Chapter 4
Running Analysis

4.1 Enrichment analysis

Enrichment analysis consists in a quantitative measure to infer if the values of a biological condition (e.g. fold changes) shows statistically significant, concordant values or increased proportion for a particular set of biological annotations (module or gene set).

4.1.1 How to run an enrichment analysis

Before running an enrichment analysis you should have this data prepared in files:

To start the enrichment wizard go to the menu File > New > Analysis > Enrichment analysis ...

Selection of the destination file

PIC

The first wizard page allows to specify the prefix name for the files generated during the analysis and the folder where they will be created. The text in name and folder can be freely edited but it is also possible to navigate through system folders in order to select one pressing the button [Browse].

Selection of the data

PIC

Data format & Data file A file containing the data can be selected pressing the button [Browse...] and selecting a file. The format of the file will be automatically detected if the file extension matches any of the known file formats, otherwise a warning will appear and it should be the user who selects the appropiate format.

Population file This field can be left blank if the data file contains data for all background elements, otherwise a file with the elements of the background population should be selected. The format of this file is a simple text file with one element per line. For example the list of all the protein coding genes, each one in a different row.

Filter rows by label This feature is not yet implemented but will allow to select a subset of rows of the data file using a list of labels from another file.

Transform to 1 / 0 Some statistical tests are designed to work with discrete events (as Binomial or Fisher’s exact tests), this option allows to transform a matrix with real values into a binary matrix containing only 1’s and 0’s for the analysis. All the values which satisfy the condition will be transformed to 1 and the rest to 0. For example, if the data file is an expression matrix with log2 ratios it can be transformed to a binary matrix having a 1 for all the log2 ratios greater than 1.5. Other possible application is when the matrix have p-values, if a significance of 0.05 is considered, all values less than 0.05 could be transformed to 1’s.

Filter out rows for which no information appears in the module Sometimes is conveniento to restrict the background population to only those elements belonging to any module, for example, the data file could have information for all the genes of a microarray but only the genes with GO biological process annotations should be considered for the background.

Selection of the modules

PIC

File format & File A file containing the modules information can be selected pressing the button [Browse...] and selecting a file. The format of the file will be automatically detected if the file extension matches any of the known file formats, otherwise a warning will appear and it should be the user who selects the appropiate format.

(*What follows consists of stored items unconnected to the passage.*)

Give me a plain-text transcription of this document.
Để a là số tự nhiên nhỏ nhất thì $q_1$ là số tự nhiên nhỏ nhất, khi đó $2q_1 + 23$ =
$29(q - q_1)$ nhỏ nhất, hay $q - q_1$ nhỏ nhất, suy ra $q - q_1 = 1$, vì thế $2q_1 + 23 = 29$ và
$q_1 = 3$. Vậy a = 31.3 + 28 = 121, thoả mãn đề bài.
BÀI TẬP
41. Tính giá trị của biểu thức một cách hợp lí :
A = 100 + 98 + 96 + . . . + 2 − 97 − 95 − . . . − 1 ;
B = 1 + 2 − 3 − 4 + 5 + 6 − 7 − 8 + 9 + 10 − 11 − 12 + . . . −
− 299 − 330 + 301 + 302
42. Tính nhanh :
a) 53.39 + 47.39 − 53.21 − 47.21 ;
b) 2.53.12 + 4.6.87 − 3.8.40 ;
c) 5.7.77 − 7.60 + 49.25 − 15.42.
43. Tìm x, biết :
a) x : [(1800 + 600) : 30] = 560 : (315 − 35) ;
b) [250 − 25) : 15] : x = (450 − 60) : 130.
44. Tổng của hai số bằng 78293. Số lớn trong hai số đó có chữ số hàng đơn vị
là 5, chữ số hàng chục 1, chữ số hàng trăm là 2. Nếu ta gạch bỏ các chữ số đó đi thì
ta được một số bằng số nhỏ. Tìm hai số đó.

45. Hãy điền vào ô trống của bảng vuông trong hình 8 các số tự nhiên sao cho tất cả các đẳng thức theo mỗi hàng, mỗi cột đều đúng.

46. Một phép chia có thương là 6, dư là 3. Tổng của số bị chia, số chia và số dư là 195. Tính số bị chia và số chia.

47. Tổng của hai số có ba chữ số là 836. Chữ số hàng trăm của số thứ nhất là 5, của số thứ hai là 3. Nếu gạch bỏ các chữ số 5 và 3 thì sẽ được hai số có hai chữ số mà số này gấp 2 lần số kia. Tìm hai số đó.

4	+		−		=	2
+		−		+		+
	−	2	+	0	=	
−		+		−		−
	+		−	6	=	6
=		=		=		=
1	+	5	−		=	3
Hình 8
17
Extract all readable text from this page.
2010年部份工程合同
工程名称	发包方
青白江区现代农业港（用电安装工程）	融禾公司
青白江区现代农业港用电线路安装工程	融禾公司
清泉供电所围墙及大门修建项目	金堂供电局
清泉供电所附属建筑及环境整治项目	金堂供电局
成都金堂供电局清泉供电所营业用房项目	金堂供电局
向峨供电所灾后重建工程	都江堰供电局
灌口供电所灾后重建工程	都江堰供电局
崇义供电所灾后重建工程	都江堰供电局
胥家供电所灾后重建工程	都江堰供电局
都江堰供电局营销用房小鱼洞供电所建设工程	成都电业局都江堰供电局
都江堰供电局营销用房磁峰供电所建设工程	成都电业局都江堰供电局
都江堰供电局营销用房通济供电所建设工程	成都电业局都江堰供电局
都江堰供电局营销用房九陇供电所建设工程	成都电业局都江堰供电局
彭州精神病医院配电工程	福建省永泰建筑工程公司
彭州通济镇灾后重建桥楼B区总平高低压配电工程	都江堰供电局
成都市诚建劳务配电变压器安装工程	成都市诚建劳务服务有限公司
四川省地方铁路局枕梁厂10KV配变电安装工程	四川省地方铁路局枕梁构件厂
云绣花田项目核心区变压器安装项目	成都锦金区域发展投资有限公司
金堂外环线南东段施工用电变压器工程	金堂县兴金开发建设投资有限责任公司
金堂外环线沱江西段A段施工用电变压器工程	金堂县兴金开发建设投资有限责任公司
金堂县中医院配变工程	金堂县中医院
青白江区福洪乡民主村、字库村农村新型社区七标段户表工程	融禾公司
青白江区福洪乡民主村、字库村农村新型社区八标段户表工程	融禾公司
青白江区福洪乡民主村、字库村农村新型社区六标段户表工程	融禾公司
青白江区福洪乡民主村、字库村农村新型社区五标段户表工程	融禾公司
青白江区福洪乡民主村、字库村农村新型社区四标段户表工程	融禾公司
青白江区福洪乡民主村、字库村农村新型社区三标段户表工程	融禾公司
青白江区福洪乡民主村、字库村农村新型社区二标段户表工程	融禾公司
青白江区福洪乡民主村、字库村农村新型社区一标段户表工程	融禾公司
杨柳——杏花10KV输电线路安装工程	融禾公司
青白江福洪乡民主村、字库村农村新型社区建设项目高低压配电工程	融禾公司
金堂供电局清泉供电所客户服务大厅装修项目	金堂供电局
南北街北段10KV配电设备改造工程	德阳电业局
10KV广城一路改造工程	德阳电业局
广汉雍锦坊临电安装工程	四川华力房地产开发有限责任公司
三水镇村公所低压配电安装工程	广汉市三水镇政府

Modules filtering If the number of elements of one module is too low some tests could not generate reliable results (i.e. zscore or bionamial tests), on the other hand there are tests best suited for small modules like fisher’s exact test. It is possible to discard the modules with less or more than a certain quantity using this filters.

Selection of the test

PIC

There are different kind of statistical tests that can be used, in this page the user can select the one that he/she wants to use. See section 4.1.2 for more details.

Analysis details

PIC

This step is optional but recommended as it allows to give some details about the analysis for better organization and annotation of the results for future reviews.

It will be possible to specify free attributes for the analysis as Organization, Operator, Platform and so forth but it is not finished yet. Note that this option is already available through command line interface.

4.1.2 How is this calculated ?

Currently there are three different statistical tests implemented for enrichment analysis in Gitools.

We are preparing some detailed information about the implemented tests but it is not ready yet. Meanwhile you can search in the wikipedia for the tests to have an overall idea.

Binomial (Bernoulli) test

This part of the documentation is still missing.

Fisher’s exact test

This part of the documentation is still missing.

Z-score test

The Z-score test is used to see if there is a significant deviation from random expectation for an estimator value (mean or median) of each module in each of the conditions:

Zi = (X−μi)
  σi

where μi is the mean and σi is the standard deviation of the estimator for different permutations for condition i.

4.2 GSEA

This analysis is not yet implemented but is planned for next releases.

4.3 Oncodrive analysis

This analysis is not yet implemented but is planned for next releases.

4.4 Correlations

This analysis is not yet implemented but is planned for next releases.

4.5 Combinations

This analysis is not yet implemented but is planned for next releases.